Patellofemoral Pain (Kneecap Pain)

The number one cause of pain in a young, healthy athlete is patellofemoral pain. Its syndromes are referred to by many different names, some of which include anterior knee pain, patellofemoral malalignment, chondromalacia patellae, patellar hypermobility, lateral pressure phenomenon, and patellar tilt.


The primary cause of anterior knee pain is an unbalanced set of forces across the patellofemoral joint causing the knee bone to not be centered within the trochlear groove, which is a part of the thighbone. The abnormal forces that act on the knee bone to cause this problem can be as simple as a muscular weakness or an imbalance between the various portions of the thigh muscles, tight ligaments either on the outside or the inside, having flat feet, being knock-kneed, or having significant ligamentous laxity.

Although it is possible, traumatic causes of patellofemoral pain are not common. In a traumatic situation, pre-existing malalignment often exists and it is harder, but not impossible, to treat the pain and discomfort conservatively. When traumatic injuries do occur and a cartilage lesion is caused, treatment by any means is more involved and full recovery harder to achieve. In fact, it is not uncommon in these situations for surgical intervention to be suggested and/or required to return athletes to their full potential.


  • Aching around the kneecap.
  • No specific area of point tenderness.
  • Pain worsens with stairs – up or down.
  • Pain worsens with long periods of sitting – Theatre Goers’ Sign.
  • Clicks or pops (though some clicking and grinding under the kneecap is normal).


The type and duration of treatment is dependent on the severity the condition. A period of non-operative treatment is normally the initial step taken to correct the problem.

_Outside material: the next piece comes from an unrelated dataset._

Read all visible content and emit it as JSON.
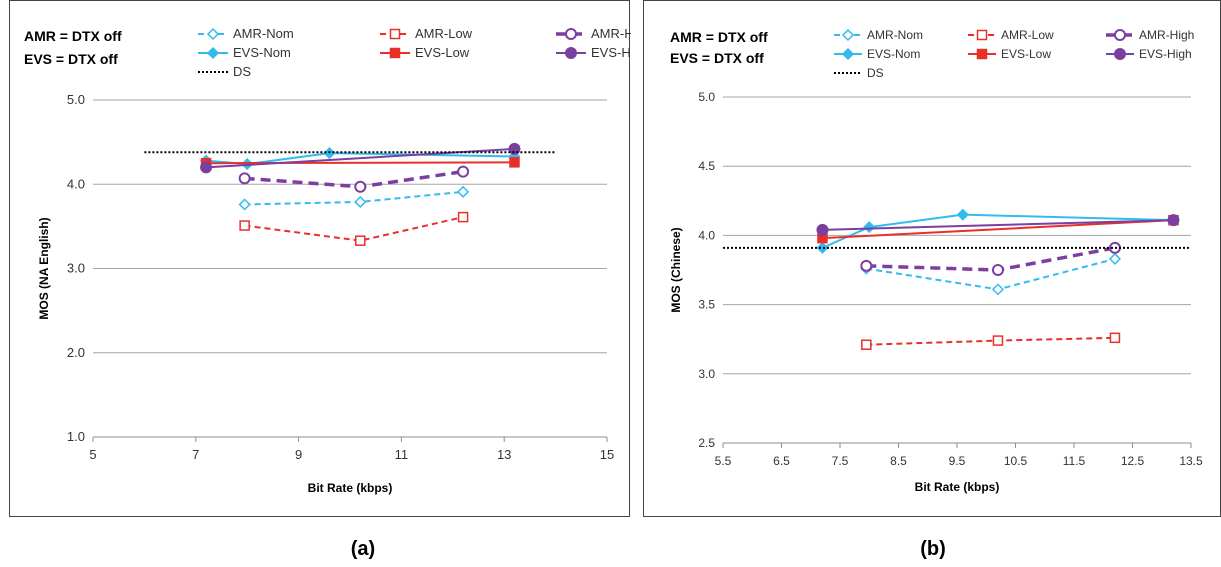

The treatment of anterior knee pain centers on the factors which predispose it to occur. The most common of these is lateral (outside) tightness, especially of the ilio-tibial band (ITB). Stretching of the fibrous tissue on the outer side of the kneecap and ITB, though difficult, is very beneficial.

A significant knock-kneed position of the knees can also lead to and cause anterior knee pain. While reversing this knock-kneed condition is possible, it’s a large undertaking and usually unnecessary. Flatfoot deformity is another contributor to anterior knee pain symptoms. It requires a medial arch support and sometimes some medial posting in an orthotic to dynamically help the patellofemoral joint.

Overall, non-operative treatment of patellofemoral problems is successful 85 percent of the time. Patience and diligence increase the success rate with several courses of therapy, and activity modification is often necessary.

Alternative treatment options include glucosamine, hyaluronic acid, and non-steroidal anti-inflammatory medications (NSAIDs).

Though not common, operative management of patellofemoral problems is sometimes necessary. Long standing malalignment problems that are resistant to non-operative care as well as traumatically induced patellofemoral problems, which cause surface damage, can be treated surgically.

Operative treatment begins with an arthroscopic procedure to remove loose fragments from within the knee and to smooth out rough and/or irregular edges when they exist. Re-alignment procedures are then performed to correct abnormal forces as is appropriate. Re-aligning the forces within the joint, however, when subluxations, dislocations, and/or significant ligamentous laxity exist, requires more extensive procedures.